Devant mon bureau, je n'étais pas très motivée pour la psychologie. M. Keyes nous avait ordonné d'acheter la dernière édition de « Neurosciences - À la découverte du cerveau », un épais volume de près de 1000 pages. Le simple fait d'associer cette matière à son professeur m'en dégoutait, pourtant le propos n'était pas désintéressant et plutôt accessible. Au final je passai toute la soirée à sa lecture, ayant déjà terminé en classe tous les devoirs donnés en logique.

Le lendemain, j'étais remontée à bloc, prête à affronter mon ancien bourreau. Ma mère m'avait encore rassuré avant d'aller se coucher et m'étais mentalement conditionnée, tel qu'elle me l'avait conseillé.

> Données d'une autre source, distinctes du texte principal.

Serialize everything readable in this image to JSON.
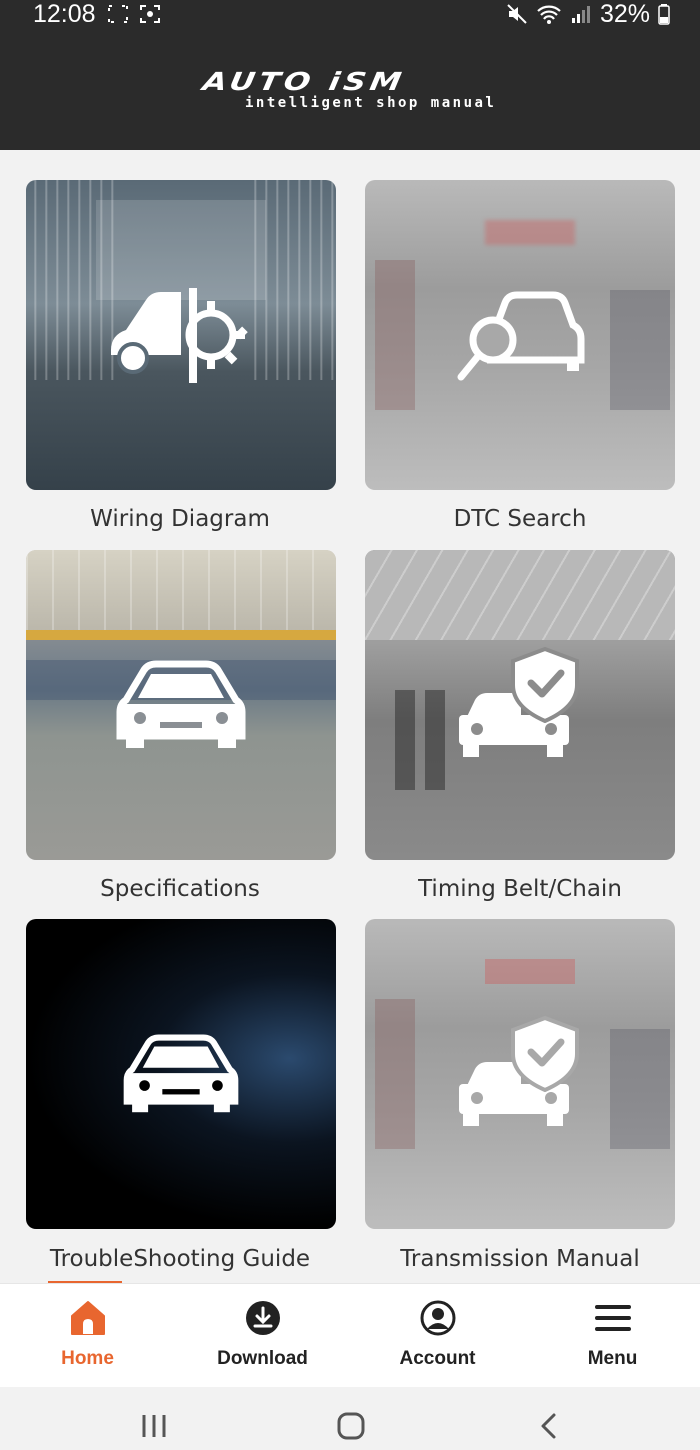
{
  "status_bar": {
    "time": "12:08",
    "battery": "32%"
  },
  "app": {
    "brand": "AUTO iSM",
    "tagline": "intelligent shop manual"
  },
  "tiles": [
    {
      "label": "Wiring Diagram",
      "icon": "car-gear-icon"
    },
    {
      "label": "DTC Search",
      "icon": "car-search-icon"
    },
    {
      "label": "Specifications",
      "icon": "car-front-icon"
    },
    {
      "label": "Timing Belt/Chain",
      "icon": "car-shield-icon"
    },
    {
      "label": "TroubleShooting Guide",
      "icon": "car-front-icon"
    },
    {
      "label": "Transmission Manual",
      "icon": "car-shield-icon"
    }
  ],
  "bottom_nav": [
    {
      "label": "Home",
      "icon": "home-icon",
      "active": true
    },
    {
      "label": "Download",
      "icon": "download-icon",
      "active": false
    },
    {
      "label": "Account",
      "icon": "account-icon",
      "active": false
    },
    {
      "label": "Menu",
      "icon": "menu-icon",
      "active": false
    }
  ],
  "colors": {
    "accent": "#e8662f",
    "header": "#2b2b2b"
  }
}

Mon rythme cardiaque restait sage tant qu'il ne s'approchait pas de moi mais il prenait toujours soin de circuler dans les rangs pour vérifier l'avancée de nos travaux. Cela dit, il semblait avoir lu mon dossier scolaire, et par là-même pris conscience de mon nouveau statut, car il ne m'interpela pas de la matinée ni même à la sortie. Pour ma part, même si j'avais lu le livre, je n'étais pas encore prête à participer… Je ne pouvais m'empêcher de ressentir un immense soulagement une fois sortie.